Parmi les noms qui désignent une activité humaine exigeant un effort soutenu et qui vise à la modification des éléments naturels, à la création ou à la production de nouvelles choses, travail, le plus courant, semble aussi être le plus neutre et celui dont le champ sémantique est le plus vaste. Il peut en effet désigner l’activité elle-même, le résultat de cette dernière et le statut qu’il confère à qui la pratique. Il est aussi celui dont l’étymologie est la mieux connue, probablement en raison de son caractère effrayant, puisque ce nom est tiré de travailler, un verbe issu, par l’intermédiaire du latin vulgaire tripaliare, « torturer », de tripalium. Ce nom latin, dont la composition laisserait supposer qu’il désignait un objet formé de trois pieux, n’apparaît qu’au vie siècle, dans le canon 33 du concile d’Auxerre : Non licet presbytero, nec diacono, ad trepalium, ubi rei torquentur, stare, « Il n’est pas permis à un prêtre ou à un diacre de se trouver là où sont torturés les accusés ». Comme on le voit, le nom trepalium semble en fait désigner, plus que l’un des instruments du bourreau, la torture en elle-même et le lieu où les prévenus sont soumis à la question. C’est cette origine qui explique que travail a longtemps été également utilisé pour désigner les douleurs de l’accouchement et les efforts fournis par la parturiante, et l’on parlait encore naguère, dans les maternités, de salle de travail. Cette douleur est évoquée dès la Genèse (3.17), quand Dieu maudit Adam et Ève qu’il a chassés du paradis terrestre. C’est d’ailleurs le même mot qui est employé dans la version des Septante pour annoncer la punition réservée à l’un et l’autre, condamnés tous deux au travail, à la souffrance, le premier pour arracher sa nourriture à la terre, la seconde pour donner vie à ses enfants. Le texte grec utilise en effet le même nom lupê, « peine, douleur, souffrance » dans les deux cas : Epikataratos ê gê en tois ergois sou, en lupais phagêi autên. « La terre sera maudite pour tes travaux et c’est à force de souffrance que tu en tireras ta nourriture », et Plêthunôn plêthunô tas lupas sou, en lupais texê teknata. « J’augmenterai les souffrances de tes grossesses, tu enfanteras dans les souffrances ».

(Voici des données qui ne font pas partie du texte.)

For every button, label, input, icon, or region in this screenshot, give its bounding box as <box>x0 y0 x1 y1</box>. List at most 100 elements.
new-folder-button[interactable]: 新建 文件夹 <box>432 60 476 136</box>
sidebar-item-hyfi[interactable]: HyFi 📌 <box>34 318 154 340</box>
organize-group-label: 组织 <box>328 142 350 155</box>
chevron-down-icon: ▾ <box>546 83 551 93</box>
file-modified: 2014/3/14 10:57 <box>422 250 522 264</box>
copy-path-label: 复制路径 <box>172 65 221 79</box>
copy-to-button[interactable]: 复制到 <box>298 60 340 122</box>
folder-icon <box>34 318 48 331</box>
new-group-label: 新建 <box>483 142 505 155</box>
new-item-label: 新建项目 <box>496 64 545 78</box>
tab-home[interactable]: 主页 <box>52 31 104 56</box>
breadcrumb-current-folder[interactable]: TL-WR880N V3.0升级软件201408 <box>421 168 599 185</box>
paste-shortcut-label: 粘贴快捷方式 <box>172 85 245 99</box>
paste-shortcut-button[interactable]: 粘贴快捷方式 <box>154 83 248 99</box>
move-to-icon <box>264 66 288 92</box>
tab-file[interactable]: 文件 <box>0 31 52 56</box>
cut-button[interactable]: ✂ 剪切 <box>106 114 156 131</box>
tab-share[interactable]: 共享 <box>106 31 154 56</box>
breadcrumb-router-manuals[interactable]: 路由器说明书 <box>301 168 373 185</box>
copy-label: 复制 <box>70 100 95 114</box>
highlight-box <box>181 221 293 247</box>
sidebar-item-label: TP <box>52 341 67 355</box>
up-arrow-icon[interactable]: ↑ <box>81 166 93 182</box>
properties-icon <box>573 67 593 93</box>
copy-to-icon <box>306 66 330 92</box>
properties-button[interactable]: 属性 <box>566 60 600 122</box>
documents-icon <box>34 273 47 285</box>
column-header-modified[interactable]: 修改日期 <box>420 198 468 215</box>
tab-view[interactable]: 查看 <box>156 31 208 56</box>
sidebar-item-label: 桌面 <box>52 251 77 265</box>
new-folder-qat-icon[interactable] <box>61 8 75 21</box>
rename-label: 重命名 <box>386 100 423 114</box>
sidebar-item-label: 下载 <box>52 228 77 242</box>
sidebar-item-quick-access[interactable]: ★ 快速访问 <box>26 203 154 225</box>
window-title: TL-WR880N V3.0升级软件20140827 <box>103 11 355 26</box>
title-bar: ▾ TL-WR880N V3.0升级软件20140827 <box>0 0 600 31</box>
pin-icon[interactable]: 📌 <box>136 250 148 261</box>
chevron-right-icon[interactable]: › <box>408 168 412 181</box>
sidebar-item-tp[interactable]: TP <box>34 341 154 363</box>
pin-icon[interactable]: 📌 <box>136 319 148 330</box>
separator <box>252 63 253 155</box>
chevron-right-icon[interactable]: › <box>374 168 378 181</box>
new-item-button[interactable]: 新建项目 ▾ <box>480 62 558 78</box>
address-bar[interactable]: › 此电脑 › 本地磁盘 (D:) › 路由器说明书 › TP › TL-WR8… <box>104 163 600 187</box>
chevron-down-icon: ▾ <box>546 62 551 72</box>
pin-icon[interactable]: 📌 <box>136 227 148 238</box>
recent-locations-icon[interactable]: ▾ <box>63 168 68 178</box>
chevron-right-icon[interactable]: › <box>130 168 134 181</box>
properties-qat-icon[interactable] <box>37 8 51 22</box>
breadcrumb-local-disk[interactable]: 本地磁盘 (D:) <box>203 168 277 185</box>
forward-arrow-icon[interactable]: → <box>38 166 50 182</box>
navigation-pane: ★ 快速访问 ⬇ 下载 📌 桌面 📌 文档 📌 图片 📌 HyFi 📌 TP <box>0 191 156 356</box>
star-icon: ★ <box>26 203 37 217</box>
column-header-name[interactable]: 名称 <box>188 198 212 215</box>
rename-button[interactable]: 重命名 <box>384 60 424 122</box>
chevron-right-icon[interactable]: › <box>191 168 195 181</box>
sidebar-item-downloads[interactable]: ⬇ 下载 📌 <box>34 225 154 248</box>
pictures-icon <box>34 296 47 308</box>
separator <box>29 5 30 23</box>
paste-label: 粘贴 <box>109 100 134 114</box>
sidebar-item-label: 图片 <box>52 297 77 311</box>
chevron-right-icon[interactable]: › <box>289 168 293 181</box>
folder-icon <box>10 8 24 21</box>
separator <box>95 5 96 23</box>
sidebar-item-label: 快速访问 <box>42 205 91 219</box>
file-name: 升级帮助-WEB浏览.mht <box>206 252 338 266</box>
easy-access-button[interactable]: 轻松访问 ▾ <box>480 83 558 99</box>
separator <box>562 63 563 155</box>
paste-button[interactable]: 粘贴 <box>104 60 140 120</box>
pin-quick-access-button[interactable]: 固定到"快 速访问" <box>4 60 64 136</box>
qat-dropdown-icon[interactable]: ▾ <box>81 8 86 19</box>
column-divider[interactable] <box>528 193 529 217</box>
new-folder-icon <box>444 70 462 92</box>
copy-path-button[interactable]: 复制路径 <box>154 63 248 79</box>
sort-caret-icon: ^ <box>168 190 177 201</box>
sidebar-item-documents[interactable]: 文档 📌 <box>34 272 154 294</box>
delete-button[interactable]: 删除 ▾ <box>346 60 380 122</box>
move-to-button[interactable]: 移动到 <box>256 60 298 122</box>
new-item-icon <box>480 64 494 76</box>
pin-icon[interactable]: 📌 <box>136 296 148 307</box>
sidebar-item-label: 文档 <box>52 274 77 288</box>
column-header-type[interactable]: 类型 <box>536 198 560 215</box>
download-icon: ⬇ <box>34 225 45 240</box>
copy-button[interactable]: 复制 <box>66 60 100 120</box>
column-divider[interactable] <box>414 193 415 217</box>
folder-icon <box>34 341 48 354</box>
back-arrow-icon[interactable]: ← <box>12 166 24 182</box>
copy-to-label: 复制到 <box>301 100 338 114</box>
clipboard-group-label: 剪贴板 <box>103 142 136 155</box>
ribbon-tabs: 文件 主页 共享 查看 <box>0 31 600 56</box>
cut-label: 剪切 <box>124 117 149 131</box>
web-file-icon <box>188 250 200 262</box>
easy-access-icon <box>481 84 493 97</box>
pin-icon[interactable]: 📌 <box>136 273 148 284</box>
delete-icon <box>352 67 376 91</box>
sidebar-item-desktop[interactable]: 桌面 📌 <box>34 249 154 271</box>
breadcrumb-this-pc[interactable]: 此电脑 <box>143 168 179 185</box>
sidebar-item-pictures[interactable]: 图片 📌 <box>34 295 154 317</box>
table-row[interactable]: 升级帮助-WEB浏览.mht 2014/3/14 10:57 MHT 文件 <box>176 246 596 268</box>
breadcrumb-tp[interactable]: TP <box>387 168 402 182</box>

Dans ce champ lexical du travail figure aussi le nom labeur. Il appartient à une langue plus soutenue et désigne ordinairement un travail difficile. Cela s’explique par son étymologie puisqu’on relie le latin labor, dont il est issu, aux verbes labi, « glisser, trébucher » et labare, « chanceler, vaciller », le labor étant perçu à l’origine comme une charge qui écrase l’homme et l’empêche de se tenir droit. Le verbe laborare, qui en dérive, a d’abord signifié « plier sous une charge ou sous un choc ». Cicéron, dans Les Tusculanes, rapproche d’ailleurs labor, « labeur, travail », et dolor, « douleur » : « Labeur et douleur ne sont pas précisément la même chose, quoiqu’ils se ressemblent assez. Labeur signifie fonction pénible, soit de l’esprit, soit du corps ; douleur, mouvement incommode, qui se fait dans le corps. Quand on coupait les varices à Marius, c’était douleur : quand il conduisait des troupes par un grand chaud, c’était labeur. »
Labeur a un doublet, labour, qui nous rappelle que, durant de très nombreux siècles, le travail fut essentiellement agricole.
Voyons maintenant le nom tâche. Il porte en lui, plus que les autres mots de ce champ lexical, une idée d’obligation, de devoir que l’on s’impose ou qui nous est imposé, ce qui n’est guère étonnant puisque ce nom vient du latin médiéval tasca, qui désignait une redevance payée par un tenancier pour pouvoir exploiter des terres vierges, et donc de taxare qui a donné notre verbe taxer.
En latin, parmi les équivalents courants de notre travail, on trouve opera, auquel nous devons le mot œuvre. Ce nom peut désigner le travail comme activité, comme on le voit dans la locution se mettre à l’œuvre, mais il s’emploie essentiellement pour désigner un résultat. Rappelons au passage que quand œuvre désigne l’ensemble de la production artistique de tel ou tel, il est masculin (l’œuvre gravé de Dürer). Dans la famille d’œuvre, se trouve aussi le nom ouvrage qui s’emploie dans l’un ou l’autre sens (se mettre à l’ouvrage, se mettre au travail, l’ouvrage ne manque pas, un bel ouvrage).
Notons pour finir que travail désigne aussi l’activité professionnelle, la fonction qu’exerce une personne pour gagner sa vie, dans une entreprise, une institution, ou de façon indépendante ainsi que le statut qu’il en tire. En ce sens, il est concurrencé par profession et métier, doublet populaire de ministère, qui a aussi ce sens de métier, en particulier dans l’expression exercer son ministère.